Pacific Overtures has a long history at EWP. The company’s founder, actor-director-producer Mako, played the central role of the Reciter on Broadway in 1976 and then reprised it in a production he also directed at EWP in 1978. Tim Dang (then the company’s artistic director) led an acclaimed revival in 1998 and returns to direct the current version. In another homecoming, 48 years after playing the Boy on Broadway, EWP veteran Gedde Watanabe here becomes the Old Man (among other roles), joining with the Boy (portrayed by Gemma Pedersen) in the showstopping and tear-jerking duet “Someone in a Tree.”
The action unfolds on EWP’s rather small stage in front of a transparent shoji panel with sliding doors. Projected images occasionally scroll across. Tesshi Nakagawa’s spare scenic design employs gliding platforms for boats, rooms, and a royal chamber. Naomi Yoshida’s sumptuous costumes provide brilliant flashes of gold, silver, and red in long trailing robes.
For the hilarious “Welcome to Kanagawa” number, the bordello Madam (a gleeful Aric Martin) dons flamboyant drag and towering platform shoes as he/she instructs four clueless geishas in the art of pleasing strange “hairy” foreign men. In “A Bowler Hat,” Kayama (Brian Kim McCormick in a tour-de-force singing and acting performance) gradually adds accessories and clothing (the hat, a pocket watch, a cutaway coat) to represent his acceptance of Westernization over a period of 10 years.
One miscalculation was obscuring the faces of the competing American, English, Dutch, French, and Russian admirals in Act 2 with piglike masks (the Japanese see all foreigners as identical), which partially covered the actors’ mouths and muffled their singing. Catching the lyrics of the extended witty patter song “Please Hello” was difficult on Saturday. “Pretty Lady,” one of the show’s most alluring numbers, a lyrical round for three sailors (Watanabe, Kurt Kanazawa, and Scott Keiji Takeda, all fine singers) attempting to woo a shy maiden, also suffered from occasional inaudibility and awkward blocking.
Jon Jon Briones, a familiar face on Broadway and in the West End, commands the stage not only in the demanding role of the Reciter but also as the Shogun (slowly poisoned by his scheming mother in “Chrysanthemum Tea”) and the Emperor, a puppet (literally) until the final scene. Transformed into the Westernizing reformer Meiji, he disrobes to display a uniform sparkling with medals as part of the finale “Next.”
In the mostly speaking role of Lord Abe, representing traditional Japanese values, Kerry K. Carnahan started well but had some trouble projecting the tongue-twisting Sondheim lyrics. Adam Kaokept showed a natural comic flair as the fisherman Manjiro, the first to encounter the alien Westerners arriving in increasing numbers on Japan’s “sacred” land.
One group of musicians playing traditional Japanese instruments sat high on a platform in view of the audience, and another (the more traditional Broadway ensemble) was perched behind the transparent panel.

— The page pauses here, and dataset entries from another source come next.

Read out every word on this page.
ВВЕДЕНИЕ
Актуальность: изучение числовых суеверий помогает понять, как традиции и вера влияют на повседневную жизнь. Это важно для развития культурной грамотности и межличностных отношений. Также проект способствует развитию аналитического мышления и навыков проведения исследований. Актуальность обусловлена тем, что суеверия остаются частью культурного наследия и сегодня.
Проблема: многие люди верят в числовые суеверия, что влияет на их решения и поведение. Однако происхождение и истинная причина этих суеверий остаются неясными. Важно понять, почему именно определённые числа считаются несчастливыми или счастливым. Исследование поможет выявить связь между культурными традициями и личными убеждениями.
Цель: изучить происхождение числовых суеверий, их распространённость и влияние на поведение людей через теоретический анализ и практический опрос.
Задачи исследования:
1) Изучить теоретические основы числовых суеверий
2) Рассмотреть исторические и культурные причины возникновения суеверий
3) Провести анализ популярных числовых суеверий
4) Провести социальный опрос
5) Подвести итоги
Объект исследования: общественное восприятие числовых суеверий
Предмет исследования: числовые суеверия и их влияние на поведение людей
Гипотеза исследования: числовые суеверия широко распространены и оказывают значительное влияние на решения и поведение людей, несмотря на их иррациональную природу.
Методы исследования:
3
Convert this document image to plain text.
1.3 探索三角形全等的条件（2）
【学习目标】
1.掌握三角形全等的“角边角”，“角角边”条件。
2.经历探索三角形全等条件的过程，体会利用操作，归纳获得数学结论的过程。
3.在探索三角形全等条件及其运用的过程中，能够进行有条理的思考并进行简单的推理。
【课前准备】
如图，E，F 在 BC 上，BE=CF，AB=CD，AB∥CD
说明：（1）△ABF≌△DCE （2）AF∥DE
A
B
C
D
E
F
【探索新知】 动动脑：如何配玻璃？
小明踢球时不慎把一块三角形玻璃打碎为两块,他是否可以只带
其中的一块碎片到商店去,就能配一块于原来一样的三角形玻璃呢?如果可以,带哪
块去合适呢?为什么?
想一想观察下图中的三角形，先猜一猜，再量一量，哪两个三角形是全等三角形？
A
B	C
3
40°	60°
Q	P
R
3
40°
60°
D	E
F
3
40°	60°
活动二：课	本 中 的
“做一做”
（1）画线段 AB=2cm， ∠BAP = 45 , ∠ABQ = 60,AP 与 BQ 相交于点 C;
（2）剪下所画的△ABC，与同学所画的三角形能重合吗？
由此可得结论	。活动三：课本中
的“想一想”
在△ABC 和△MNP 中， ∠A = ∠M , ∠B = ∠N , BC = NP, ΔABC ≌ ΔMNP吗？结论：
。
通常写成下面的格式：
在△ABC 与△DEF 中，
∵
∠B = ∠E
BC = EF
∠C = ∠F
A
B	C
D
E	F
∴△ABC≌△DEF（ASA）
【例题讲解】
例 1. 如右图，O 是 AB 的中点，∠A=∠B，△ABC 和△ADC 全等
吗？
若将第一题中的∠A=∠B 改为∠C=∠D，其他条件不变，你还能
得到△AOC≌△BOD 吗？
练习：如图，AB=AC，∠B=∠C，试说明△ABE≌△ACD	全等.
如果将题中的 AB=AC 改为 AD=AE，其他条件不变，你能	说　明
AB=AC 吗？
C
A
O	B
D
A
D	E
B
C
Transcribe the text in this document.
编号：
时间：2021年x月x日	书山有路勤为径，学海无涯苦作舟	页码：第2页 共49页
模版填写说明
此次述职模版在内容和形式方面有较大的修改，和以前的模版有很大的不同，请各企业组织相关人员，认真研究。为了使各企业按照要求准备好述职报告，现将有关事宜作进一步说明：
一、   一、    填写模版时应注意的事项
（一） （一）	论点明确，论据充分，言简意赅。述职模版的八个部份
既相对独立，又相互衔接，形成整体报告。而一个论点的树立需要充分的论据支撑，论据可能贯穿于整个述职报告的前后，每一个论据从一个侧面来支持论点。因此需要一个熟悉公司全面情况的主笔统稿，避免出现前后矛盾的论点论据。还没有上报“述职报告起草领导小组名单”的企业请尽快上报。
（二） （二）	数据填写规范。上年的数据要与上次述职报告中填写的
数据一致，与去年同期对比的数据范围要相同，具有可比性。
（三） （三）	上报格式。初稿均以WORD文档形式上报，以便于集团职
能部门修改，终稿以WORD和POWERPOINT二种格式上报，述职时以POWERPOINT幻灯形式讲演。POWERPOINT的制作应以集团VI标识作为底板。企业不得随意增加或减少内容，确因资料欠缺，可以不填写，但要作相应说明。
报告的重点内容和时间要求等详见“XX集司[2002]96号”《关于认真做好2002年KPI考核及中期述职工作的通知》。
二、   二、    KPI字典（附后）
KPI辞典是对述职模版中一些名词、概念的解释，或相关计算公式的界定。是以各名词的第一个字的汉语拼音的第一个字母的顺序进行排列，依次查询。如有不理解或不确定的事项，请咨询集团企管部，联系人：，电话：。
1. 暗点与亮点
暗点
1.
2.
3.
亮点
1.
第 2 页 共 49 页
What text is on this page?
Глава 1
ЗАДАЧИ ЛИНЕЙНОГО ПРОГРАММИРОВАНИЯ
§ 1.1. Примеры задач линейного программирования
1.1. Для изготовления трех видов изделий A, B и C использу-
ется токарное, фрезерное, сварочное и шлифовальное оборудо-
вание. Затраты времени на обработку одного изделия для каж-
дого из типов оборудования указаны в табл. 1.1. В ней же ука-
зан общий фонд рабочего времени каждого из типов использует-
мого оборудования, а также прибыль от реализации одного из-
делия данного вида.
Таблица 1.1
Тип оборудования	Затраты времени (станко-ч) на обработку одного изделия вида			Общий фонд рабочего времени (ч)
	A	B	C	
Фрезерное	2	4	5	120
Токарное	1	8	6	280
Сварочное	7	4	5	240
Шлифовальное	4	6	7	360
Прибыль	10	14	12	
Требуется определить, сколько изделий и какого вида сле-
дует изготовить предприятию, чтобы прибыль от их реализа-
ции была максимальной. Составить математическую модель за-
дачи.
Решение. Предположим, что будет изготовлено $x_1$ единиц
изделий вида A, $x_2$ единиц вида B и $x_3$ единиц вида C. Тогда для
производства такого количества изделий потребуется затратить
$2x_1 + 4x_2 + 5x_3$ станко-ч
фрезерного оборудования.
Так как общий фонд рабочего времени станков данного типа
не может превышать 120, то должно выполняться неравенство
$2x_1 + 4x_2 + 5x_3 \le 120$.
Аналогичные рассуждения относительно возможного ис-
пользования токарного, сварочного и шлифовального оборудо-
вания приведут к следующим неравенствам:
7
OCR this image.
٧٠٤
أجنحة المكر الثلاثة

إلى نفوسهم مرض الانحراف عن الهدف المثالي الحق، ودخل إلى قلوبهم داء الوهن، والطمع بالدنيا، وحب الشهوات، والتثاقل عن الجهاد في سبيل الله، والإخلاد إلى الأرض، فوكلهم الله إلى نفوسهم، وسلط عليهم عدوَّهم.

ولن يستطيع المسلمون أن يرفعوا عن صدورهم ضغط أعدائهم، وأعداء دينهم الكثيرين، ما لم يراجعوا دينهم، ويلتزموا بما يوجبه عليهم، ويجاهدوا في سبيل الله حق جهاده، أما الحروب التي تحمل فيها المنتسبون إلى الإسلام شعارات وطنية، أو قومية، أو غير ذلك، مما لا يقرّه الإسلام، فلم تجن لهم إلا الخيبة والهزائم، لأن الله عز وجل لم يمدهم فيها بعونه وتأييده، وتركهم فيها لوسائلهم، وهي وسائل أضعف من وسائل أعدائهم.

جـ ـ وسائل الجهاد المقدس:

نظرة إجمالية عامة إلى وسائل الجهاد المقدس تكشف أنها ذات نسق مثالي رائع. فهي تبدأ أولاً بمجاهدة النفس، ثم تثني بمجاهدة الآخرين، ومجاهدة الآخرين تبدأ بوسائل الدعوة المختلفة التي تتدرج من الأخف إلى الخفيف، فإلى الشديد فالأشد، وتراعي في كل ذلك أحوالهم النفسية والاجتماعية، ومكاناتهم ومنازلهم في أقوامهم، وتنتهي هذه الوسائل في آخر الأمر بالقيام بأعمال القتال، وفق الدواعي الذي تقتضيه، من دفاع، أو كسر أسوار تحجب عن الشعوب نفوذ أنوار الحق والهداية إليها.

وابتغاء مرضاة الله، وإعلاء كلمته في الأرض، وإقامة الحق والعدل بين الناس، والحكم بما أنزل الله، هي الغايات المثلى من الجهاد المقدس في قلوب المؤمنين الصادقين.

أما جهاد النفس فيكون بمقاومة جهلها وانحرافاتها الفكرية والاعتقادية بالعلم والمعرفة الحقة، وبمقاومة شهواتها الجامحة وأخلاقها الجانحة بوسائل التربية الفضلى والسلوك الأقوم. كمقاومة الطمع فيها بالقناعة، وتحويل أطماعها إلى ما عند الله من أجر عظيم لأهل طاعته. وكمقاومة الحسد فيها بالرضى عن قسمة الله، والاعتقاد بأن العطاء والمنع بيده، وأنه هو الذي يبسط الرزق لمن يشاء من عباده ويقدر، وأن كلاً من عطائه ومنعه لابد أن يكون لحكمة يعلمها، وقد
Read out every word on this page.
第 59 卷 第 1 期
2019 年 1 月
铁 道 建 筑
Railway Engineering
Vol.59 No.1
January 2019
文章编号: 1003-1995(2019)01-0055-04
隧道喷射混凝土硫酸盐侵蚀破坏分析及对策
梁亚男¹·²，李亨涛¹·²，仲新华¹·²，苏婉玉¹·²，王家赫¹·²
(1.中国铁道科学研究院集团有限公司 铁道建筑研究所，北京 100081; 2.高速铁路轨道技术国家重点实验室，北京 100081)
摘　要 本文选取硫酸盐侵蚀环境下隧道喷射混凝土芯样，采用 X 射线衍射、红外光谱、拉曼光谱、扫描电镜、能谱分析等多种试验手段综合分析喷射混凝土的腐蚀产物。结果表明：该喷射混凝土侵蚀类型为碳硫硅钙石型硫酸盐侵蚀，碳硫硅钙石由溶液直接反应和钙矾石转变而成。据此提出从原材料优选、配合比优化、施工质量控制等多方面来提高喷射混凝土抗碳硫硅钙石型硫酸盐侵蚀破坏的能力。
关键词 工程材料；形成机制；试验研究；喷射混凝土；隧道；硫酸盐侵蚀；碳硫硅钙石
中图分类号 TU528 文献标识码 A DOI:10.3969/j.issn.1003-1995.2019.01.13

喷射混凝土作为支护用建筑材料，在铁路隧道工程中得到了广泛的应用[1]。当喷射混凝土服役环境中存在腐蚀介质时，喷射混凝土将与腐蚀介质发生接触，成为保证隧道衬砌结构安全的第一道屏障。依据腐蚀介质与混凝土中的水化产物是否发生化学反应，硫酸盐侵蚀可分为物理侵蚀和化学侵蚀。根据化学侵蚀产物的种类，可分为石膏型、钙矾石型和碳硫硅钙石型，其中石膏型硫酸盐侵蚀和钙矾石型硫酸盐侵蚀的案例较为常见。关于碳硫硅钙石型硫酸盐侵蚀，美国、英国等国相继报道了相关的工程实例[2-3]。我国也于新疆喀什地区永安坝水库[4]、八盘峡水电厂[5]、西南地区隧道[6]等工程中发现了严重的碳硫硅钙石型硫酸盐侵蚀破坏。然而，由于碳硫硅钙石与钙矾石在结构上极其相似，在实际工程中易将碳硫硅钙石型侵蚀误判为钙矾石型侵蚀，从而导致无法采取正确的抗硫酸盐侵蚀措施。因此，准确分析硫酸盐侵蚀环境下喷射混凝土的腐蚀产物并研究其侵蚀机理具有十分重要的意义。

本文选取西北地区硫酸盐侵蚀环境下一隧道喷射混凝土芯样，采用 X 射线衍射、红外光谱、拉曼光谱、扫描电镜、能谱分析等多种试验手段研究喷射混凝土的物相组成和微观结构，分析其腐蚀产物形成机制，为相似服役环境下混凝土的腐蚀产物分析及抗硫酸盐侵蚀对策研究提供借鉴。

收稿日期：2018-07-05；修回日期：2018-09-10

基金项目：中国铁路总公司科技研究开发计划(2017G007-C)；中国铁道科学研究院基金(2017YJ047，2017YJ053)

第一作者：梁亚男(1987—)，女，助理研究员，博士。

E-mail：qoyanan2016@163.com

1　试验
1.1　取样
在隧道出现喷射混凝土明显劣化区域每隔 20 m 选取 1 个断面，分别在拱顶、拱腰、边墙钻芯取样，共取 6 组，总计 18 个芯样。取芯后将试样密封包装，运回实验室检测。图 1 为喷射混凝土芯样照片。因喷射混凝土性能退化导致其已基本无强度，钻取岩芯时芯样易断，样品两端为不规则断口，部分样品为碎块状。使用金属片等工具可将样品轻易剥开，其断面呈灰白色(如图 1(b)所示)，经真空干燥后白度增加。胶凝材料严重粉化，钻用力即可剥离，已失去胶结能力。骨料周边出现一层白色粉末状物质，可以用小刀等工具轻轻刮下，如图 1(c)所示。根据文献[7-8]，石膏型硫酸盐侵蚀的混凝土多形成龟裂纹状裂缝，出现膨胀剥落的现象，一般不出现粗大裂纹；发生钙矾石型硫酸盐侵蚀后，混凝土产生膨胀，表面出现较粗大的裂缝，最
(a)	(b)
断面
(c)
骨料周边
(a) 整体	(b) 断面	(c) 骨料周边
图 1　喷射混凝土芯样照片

They provided superb support to the action and singers. Sondheim’s ability to demonstrate in musical terms the transition in Japanese life during this period amazes. “Welcome to Kanagawa” begins with traditional instruments and gradually transforms into American Broadway style, heralded by a jazzy trumpet.
Any opportunity to see and hear this multilayered, probing, and shrewdly crafted show is reason for celebration. This one is surely no exception.